Volunteering is a popular activity, especially for high school students who must complete community involvement hours (such as volunteer work) before graduation. 

Young adults under the age of 25 are at much higher risk of injury while on the job than any other age group. Even as a volunteer, you may be exposed to the types of hazards that can result in serious injuries to young workers in Ontario.

Injuries can be minor, such as cuts, bruises and strains. Far too often, incidents result in:

  • broken bones
  • dislocations
  • burns
  • concussions
  • losing a finger, hand, toe or arm

An accident can have serious consequences. If an accident happens and you break a leg, you may suffer for years to come. Break your neck or spine and you may be in a wheelchair for life. Suffering a head injury can mean your brain never works the same. Some young people die from workplace injuries.

This resource does not replace the Occupational Health and Safety Act (OHSA) and its regulations and should not be used as or considered legal advice. Health and safety inspectors apply and enforce these laws based on the facts they find in the workplace.

Reporting injuries

Report all injuries to your supervisor even if:

  • you are volunteering with your parent or a family friend
  • you feel that reporting will make them think less of your capabilities
  • you think it's 'nothing'
  • you're concerned about what others will think

Always call 911 in an emergency.

Eligible age to volunteer

You cannot be a volunteer:

  • on a construction project or logging operation if you are under 16 years old
  • in a factory setting or restaurant kitchen if you are under 15 years old
  • in other industrial workplaces, such as stores, offices, and arenas, if you are under 14 years old

Find information on how to get involved and volunteer in Ontario.

First-time volunteers

If you’ve never volunteered at a workplace before, you likely won’t know how to do the required tasks of that job. Your volunteer work is not the time for trial and error or learning as you go. No one should expect you to know how to do something you've never done before.

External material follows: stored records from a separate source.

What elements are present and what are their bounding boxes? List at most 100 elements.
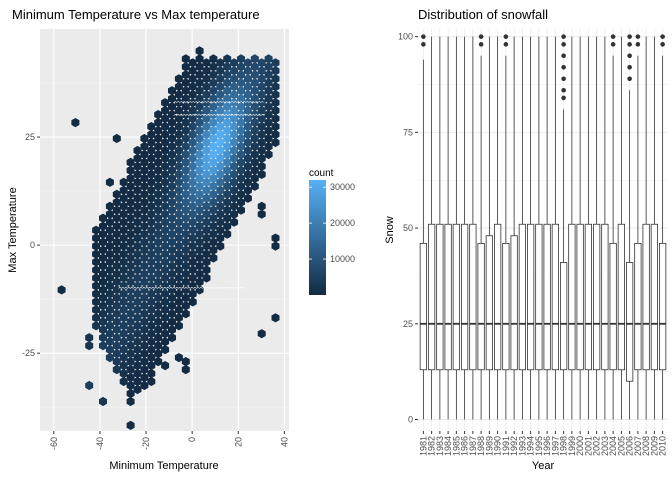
- hexbin-cell: [126, 309, 135, 319]
- hexbin-cell: [202, 106, 211, 116]
- hexbin-cell: [105, 241, 114, 251]
- hexbin-cell: [147, 297, 156, 307]
- hexbin-cell: [237, 173, 245, 183]
- boxplot-x-tick-label: 2005: [616, 436, 626, 456]
- boxplot-x-tick-label: 1996: [542, 436, 552, 456]
- hexbin-cell: [126, 181, 135, 191]
- hexbin-cell: [202, 265, 211, 275]
- hexbin-cell: [112, 293, 121, 303]
- hexbin-cell: [112, 277, 121, 287]
- hexbin-cell: [264, 126, 273, 136]
- box-outlier-point: [503, 42, 509, 47]
- hexbin-cell: [140, 173, 149, 183]
- hexbin-cell: [168, 261, 176, 271]
- hexbin-cell: [161, 106, 170, 116]
- hexbin-cell: [209, 157, 218, 167]
- hexbin-cell: [154, 189, 163, 199]
- hexbin-cell: [119, 369, 128, 379]
- hexbin-cell: [223, 157, 232, 167]
- hexbin-cell: [188, 289, 197, 299]
- hexbin-cell: [216, 169, 225, 179]
- hexbin-cell: [250, 70, 259, 80]
- hexbin-cell: [133, 233, 142, 243]
- boxplot-x-tick-label: 2001: [583, 436, 593, 456]
- hexbin-cell: [92, 305, 101, 315]
- hexbin-cell: [147, 257, 156, 267]
- hexbin-cell: [188, 145, 197, 156]
- hexbin-cell: [181, 118, 190, 128]
- hexbin-cell: [147, 289, 156, 299]
- hexbin-cell: [168, 110, 176, 120]
- hexbin-cell: [188, 241, 197, 251]
- box-outlier-point: [503, 34, 509, 39]
- hexbin-cell: [133, 177, 142, 187]
- hexbin-cell: [223, 118, 232, 128]
- hexbin-x-tick-label: -40: [95, 437, 105, 450]
- boxplot-x-tick-label: 2010: [658, 436, 668, 456]
- hexbin-cell: [181, 62, 190, 72]
- hexbin-cell: [174, 225, 183, 235]
- hexbin-cell: [257, 114, 266, 124]
- hexbin-cell: [147, 265, 156, 275]
- hexbin-cell: [133, 257, 142, 267]
- hexbin-cell: [126, 333, 135, 343]
- hexbin-cell: [250, 118, 259, 128]
- hexbin-cell: [181, 157, 190, 167]
- hexbin-cell: [271, 122, 280, 132]
- hexbin-cell: [195, 277, 204, 287]
- boxplot-x-tick-label: 1999: [567, 436, 577, 456]
- hexbin-cell: [112, 317, 121, 327]
- hexbin-cell: [195, 126, 204, 136]
- hexbin-x-tick-label: 40: [279, 437, 289, 447]
- boxplot-x-tick-label: 1998: [559, 436, 569, 456]
- hexbin-cell: [168, 94, 176, 104]
- hexbin-cell: [243, 153, 252, 163]
- hexbin-cell: [161, 201, 170, 211]
- hexbin-cell: [195, 165, 204, 175]
- hexbin-cell: [105, 233, 114, 243]
- boxplot-x-tick-label: 1997: [550, 436, 560, 456]
- hexbin-cell: [168, 277, 176, 287]
- hexbin-cell: [119, 361, 128, 371]
- hexbin-cell: [57, 285, 66, 295]
- hexbin-cell: [119, 329, 128, 339]
- hexbin-cell: [223, 133, 232, 144]
- hexbin-cell: [174, 98, 183, 108]
- hexbin-cell: [230, 209, 239, 219]
- hexbin-cell: [105, 249, 114, 259]
- hexbin-cell: [147, 209, 156, 219]
- box-body: [626, 262, 634, 382]
- hexbin-cell: [230, 98, 239, 108]
- hexbin-cell: [243, 66, 252, 76]
- hexbin-cell: [147, 329, 156, 339]
- boxplot-x-tick-label: 1987: [468, 436, 478, 456]
- hexbin-cell: [126, 325, 135, 335]
- hexbin-cell: [181, 149, 190, 160]
- hexbin-cell: [195, 253, 204, 263]
- hexbin-cell: [154, 309, 163, 319]
- hexbin-cell: [250, 133, 259, 144]
- hexbin-cell: [154, 197, 163, 207]
- hexbin-cell: [174, 249, 183, 259]
- box-body: [436, 223, 444, 371]
- hexbin-cell: [99, 325, 107, 335]
- hexbin-cell: [181, 126, 190, 136]
- hexbin-cell: [174, 137, 183, 148]
- hexbin-cell: [168, 149, 176, 160]
- hexbin-cell: [202, 249, 211, 259]
- hexbin-cell: [161, 241, 170, 251]
- hexbin-cell: [161, 305, 170, 315]
- hexbin-cell: [188, 169, 197, 179]
- hexbin-cell: [181, 181, 190, 191]
- hexbin-cell: [168, 253, 176, 263]
- hexbin-cell: [126, 269, 135, 279]
- hexbin-cell: [195, 62, 204, 72]
- hexbin-cell: [209, 141, 218, 152]
- hexbin-cell: [188, 225, 197, 235]
- hexbin-cell: [230, 137, 239, 148]
- hexbin-cell: [195, 102, 204, 112]
- hexbin-cell: [237, 78, 245, 88]
- hexbin-cell: [126, 420, 135, 430]
- hexbin-cell: [154, 357, 163, 367]
- hexbin-cell: [264, 102, 273, 112]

You should be trained on how to safely perform your tasks and provided with appropriate personal protective equipment. If not, ask for training and a demonstration. Don't perform the task until both you and your supervisor are sure you can do it safely.

Hazards of the job

If you’ve never volunteered at the workplace before, you likely don’t know the potential hazards of the job. Every job has hazards, but most hazards can be easily controlled, if you know what might be dangerous in the first place. Being tired and less attentive increases your risk of injury. Select volunteer times that don't conflict with other responsibilities and times you are most likely to be alert.

Safety tips to consider

1. Stay away from operating machinery wherever possible

You should be trained before operating industrial equipment, including:

  • forklifts
  • motorized carts
  • mixers in a kitchen
  • lawnmowers and trimmers

This equipment can tangle your hair around their gears, catch your clothing and cause severe damage to your arms or legs. They can pinch your fingers, grab your hands and amputate your fingers. If you must work with industrial equipment, insist on training.

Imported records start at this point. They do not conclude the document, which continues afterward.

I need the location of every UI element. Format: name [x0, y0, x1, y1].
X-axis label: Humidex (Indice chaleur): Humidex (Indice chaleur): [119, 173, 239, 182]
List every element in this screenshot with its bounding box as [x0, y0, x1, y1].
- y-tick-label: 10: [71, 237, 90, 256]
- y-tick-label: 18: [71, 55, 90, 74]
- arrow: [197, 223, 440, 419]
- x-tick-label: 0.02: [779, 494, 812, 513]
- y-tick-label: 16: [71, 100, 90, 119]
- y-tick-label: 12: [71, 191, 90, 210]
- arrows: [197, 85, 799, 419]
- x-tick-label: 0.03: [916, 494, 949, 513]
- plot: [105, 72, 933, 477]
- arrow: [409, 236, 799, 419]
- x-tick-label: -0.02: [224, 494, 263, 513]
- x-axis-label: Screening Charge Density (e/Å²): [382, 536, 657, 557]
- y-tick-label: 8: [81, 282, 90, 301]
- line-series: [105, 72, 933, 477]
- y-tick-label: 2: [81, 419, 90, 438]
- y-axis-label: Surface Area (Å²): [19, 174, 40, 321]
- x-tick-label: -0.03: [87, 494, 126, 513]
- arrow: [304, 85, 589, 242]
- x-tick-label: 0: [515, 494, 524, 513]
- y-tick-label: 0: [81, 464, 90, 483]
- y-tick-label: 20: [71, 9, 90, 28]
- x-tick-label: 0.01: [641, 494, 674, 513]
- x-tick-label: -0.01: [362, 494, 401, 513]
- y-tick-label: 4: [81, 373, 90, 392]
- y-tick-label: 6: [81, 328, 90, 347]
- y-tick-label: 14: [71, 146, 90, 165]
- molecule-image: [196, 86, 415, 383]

2. Stay away from chemicals

Chemicals used in workplaces are often strong, contain ingredients not found in household products and can cause serious injuries to people who work with them without following strict procedures.

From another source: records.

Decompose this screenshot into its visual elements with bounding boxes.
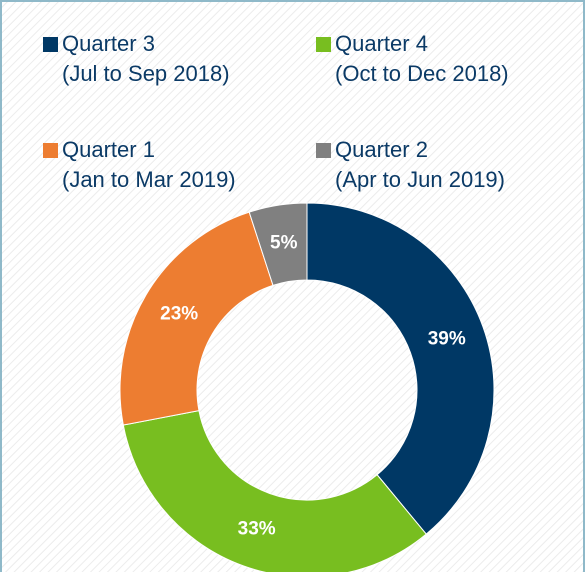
slice — [248, 202, 308, 287]
data-label: 39% — [428, 329, 466, 350]
data-label: 5% — [270, 232, 298, 253]
legend-label: Quarter 3 — [62, 31, 155, 56]
legend-period: (Apr to Jun 2019) — [335, 167, 505, 192]
legend-swatch — [43, 143, 58, 158]
legend-label: Quarter 4 — [335, 31, 428, 56]
legend-swatch — [316, 143, 331, 158]
legend-period: (Oct to Dec 2018) — [335, 61, 509, 86]
data-label: 23% — [160, 303, 198, 324]
slice — [306, 202, 495, 535]
slice — [119, 211, 274, 426]
legend-label: Quarter 1 — [62, 137, 155, 162]
legend-swatch — [43, 37, 58, 52]
data-label: 33% — [238, 519, 276, 540]
legend-swatch — [316, 37, 331, 52]
legend-period: (Jul to Sep 2018) — [62, 61, 230, 86]
legend-label: Quarter 2 — [335, 137, 428, 162]
slice — [122, 410, 427, 572]
legend-period: (Jan to Mar 2019) — [62, 167, 236, 192]
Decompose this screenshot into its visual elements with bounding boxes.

Under the Workplace Hazardous Materials Information System (WHMIS) there are strict requirements for hazardous chemicals and other substances, including:

  • labelling
  • worker training
  • providing safety information

If you can, avoid working with hazardous chemicals and other substances. If you must work with them, insist on training.

3. Stay away from biological exposure

If you work around people or in a laboratory, you may be exposed to:

  • human waste
  • blood
  • saliva

Animals also carry germs that can cause illness in humans. If you need to handle people, animals or things that pose a biological hazard, you need to know how to do it right. If you are exposed to these hazards, it’s important to use appropriate personal protective equipment and wash your hands frequently. If your work exposes you to biological hazards, insist on training.

4. Avoid slips and falls

Slips and falls from heights or even falling just a few feet have resulted in some very serious injuries. You could hit your head, break your arm or leg, or worse. In fact, slips and falls are one of the top reasons why people are admitted to hospital emergency rooms and one of the most common ways people get injured at work.

Watch out for wet, icy or uneven floors. Only climb to reach something over your head if you have a proper ladder. Do not climb up on shelves or stand on stools, rolling carts, boxes, or other objects around you. They may seem like good alternatives, but they aren’t. You deserve the right equipment.

5. Do tasks that are right for you

Just because someone else can lift boxes, doesn't mean everyone can. In a volunteer situation where there are a lot of different jobs to be done (like working on a food drive), volunteer to do a job that you think you can handle. Not everyone is physically capable of carrying heavy boxes or helping seniors in and out of chairs.